Ausgerechnet unter dem Kryptowährungsfan Donald Trump droht der Welt die Rückkehr zu edelmetallharten Epochen

Foto: Zeichnung: Dorthe Landschulz

Von Mark-Stefan Tietze

Am Inaugurationstag versprach der frisch vereidigte US-Präsident seinem Land nichts weniger, als dass sein Amtsantritt ein Goldenes Zeitalter einläute. Doch was genau meinte Trump mit dieser glamourösen Anspielung? Was eigentlich ist ein Goldenes Zeitalter? Wie unterscheidet es sich von Zeitaltern aus Silber, Mangan oder Blei, und wie erkennt man billige Fälschungen aus Milchschokolade oder Kaubonbon?

In der griechischen Mythologie, auf die sich der gewitzte Staatenlenker beruft, gilt das Goldene Zeitalter als paradiesischer Urzustand, der schon in uralten Schriften besungen wird. Mnemonit der Ältere beschreibt es in einer seiner Chroniken anschaulich als „Zeit des allumfassenden Segens, lange bevor das Sein die große kosmologische Rutsche hinabgleiten musste und sich den Kopf anstieß“. In diesem Zustand, einem 1a-Top-Zustand übrigens, jederzeit gerne wieder, meint der Chronist, befand sich die Welt nach der Schöpfung durch Götterväter und -mütter sowie Titanen, die alles gefällig und rundum wohl eingerichtet hatten. Doch diese frühzeitliche Idylle, in der für die Ureinwohnerschaft des Planeten aufs Beste gesorgt war, sollte nicht von Dauer bleiben.
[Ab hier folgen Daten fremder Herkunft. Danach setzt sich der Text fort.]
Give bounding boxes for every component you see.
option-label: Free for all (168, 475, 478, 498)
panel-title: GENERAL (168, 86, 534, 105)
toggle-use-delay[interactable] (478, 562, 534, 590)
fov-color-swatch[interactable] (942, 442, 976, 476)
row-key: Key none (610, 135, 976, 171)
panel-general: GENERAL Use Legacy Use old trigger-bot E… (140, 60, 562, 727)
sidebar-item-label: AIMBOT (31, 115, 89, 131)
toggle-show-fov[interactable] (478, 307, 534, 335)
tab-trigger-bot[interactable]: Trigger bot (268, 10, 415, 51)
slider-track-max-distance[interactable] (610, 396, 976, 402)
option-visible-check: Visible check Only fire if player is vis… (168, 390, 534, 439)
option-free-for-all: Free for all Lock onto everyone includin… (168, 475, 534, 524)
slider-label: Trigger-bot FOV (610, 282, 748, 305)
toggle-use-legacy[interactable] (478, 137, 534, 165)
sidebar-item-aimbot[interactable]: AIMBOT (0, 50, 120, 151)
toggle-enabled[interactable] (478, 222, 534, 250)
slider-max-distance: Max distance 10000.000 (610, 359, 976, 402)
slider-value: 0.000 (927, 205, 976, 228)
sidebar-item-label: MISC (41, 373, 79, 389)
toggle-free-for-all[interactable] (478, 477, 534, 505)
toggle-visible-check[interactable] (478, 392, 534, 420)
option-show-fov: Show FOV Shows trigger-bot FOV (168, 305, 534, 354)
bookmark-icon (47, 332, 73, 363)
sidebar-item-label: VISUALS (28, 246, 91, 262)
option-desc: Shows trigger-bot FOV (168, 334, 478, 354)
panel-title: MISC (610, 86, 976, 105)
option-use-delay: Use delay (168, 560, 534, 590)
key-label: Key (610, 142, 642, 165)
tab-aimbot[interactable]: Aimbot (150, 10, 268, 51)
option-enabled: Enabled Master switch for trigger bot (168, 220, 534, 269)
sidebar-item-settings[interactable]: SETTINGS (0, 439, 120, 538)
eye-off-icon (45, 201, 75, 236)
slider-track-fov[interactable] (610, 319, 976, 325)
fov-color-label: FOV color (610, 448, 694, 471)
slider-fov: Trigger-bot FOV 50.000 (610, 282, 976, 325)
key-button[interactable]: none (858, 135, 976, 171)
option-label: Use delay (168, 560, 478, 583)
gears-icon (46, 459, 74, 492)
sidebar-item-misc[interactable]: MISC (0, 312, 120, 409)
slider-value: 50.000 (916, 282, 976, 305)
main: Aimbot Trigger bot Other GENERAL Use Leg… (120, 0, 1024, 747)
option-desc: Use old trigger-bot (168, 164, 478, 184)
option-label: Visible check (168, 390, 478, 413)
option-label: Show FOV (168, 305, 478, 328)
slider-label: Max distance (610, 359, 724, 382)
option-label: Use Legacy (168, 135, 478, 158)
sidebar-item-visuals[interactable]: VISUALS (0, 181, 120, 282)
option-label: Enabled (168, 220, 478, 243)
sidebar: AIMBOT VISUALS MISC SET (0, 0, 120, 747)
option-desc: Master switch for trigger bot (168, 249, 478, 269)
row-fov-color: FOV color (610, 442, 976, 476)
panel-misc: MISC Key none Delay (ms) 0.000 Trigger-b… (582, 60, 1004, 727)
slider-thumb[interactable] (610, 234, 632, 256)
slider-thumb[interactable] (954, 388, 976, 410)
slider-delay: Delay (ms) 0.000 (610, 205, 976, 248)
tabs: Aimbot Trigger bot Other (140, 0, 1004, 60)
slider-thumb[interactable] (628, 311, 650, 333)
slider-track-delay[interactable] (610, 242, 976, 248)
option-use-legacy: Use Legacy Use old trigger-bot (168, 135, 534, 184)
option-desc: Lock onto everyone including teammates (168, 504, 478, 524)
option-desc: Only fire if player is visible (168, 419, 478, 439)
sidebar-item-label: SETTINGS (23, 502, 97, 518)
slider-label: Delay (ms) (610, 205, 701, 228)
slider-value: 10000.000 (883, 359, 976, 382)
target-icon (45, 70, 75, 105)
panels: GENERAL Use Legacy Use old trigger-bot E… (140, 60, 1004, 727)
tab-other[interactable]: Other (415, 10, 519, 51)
Einige Heroen nämlich, Heldengestalten mit ausuferndem Ego, waren mit dem ihnen zugewiesenen Platz nicht zufrieden. Sie migrierten rund um die Welt, forderten Halbgötter heraus und legten sich mit den Ungetümen an, die ihnen auf ihren verschlungenen Irrwegen im Wege standen. Andere, eher Geisteshelden, dachten so intensiv über alles nach, dass sie dabei versehentlich die Philosophie, die Kartografie und den Ziplock erfanden. Am Ende standen jedenfalls die Zivilisation und das Steuerwesen. Der Abstieg in jene Zeitalter begann, die nach minderwertigeren Metallen benannt zu werden verdienten, zum Beispiel dem Warzenblech.

In diesen Spannen, die teils ganze Äonen umfassten, verfeinerte die Erdbevölkerung ihre Sitten. Sie erfand den Webstuhl, entdeckte vier der fünf Grundrechenarten, blickte stoisch Weltreichen beim Werden und Vergehen zu. Hin und wieder flackerte noch die Schnapsidee von einem Goldenen Zeitalter durch verwirrte Gemüter, doch langanhaltende Gemütlichkeit blieb Trumpf. Als Motto stand über allem: Reisende soll man nicht aufhalten, schon gar nicht, wenn sie in weite Ferne davonsegelten oder ihren letzten Gang zum Scheiterhaufen antraten.

Nach und nach kehrte der eine oder andere Abenteurer zurück, brachte Pfeffer heim, Tomaten oder Gold, was letztlich die Sehnsucht nach dem Edelmetall nährte und ein Comeback ankündigte. Die Chilischote machte freilich der heimischen Gewürzindus­trie zu schaffen, einzig das Maggikraut konnte seine vormalige Stellung behaupten; Bohnenkraut, Kerbel und Wacholderbeeren zogen sich zeitweise aus den Märkten zurück, vor allem unter der Woche. Schließlich starb das Mittelalter aus und wurde ein paar Generationen später zum neuen Hype unter rechtsgerichteten Raubrittern und dunklen Magiern, die in späteren Zeiten Mittelaltermärkte und verrückte Dorfturniere veran- und verunstalten sollten.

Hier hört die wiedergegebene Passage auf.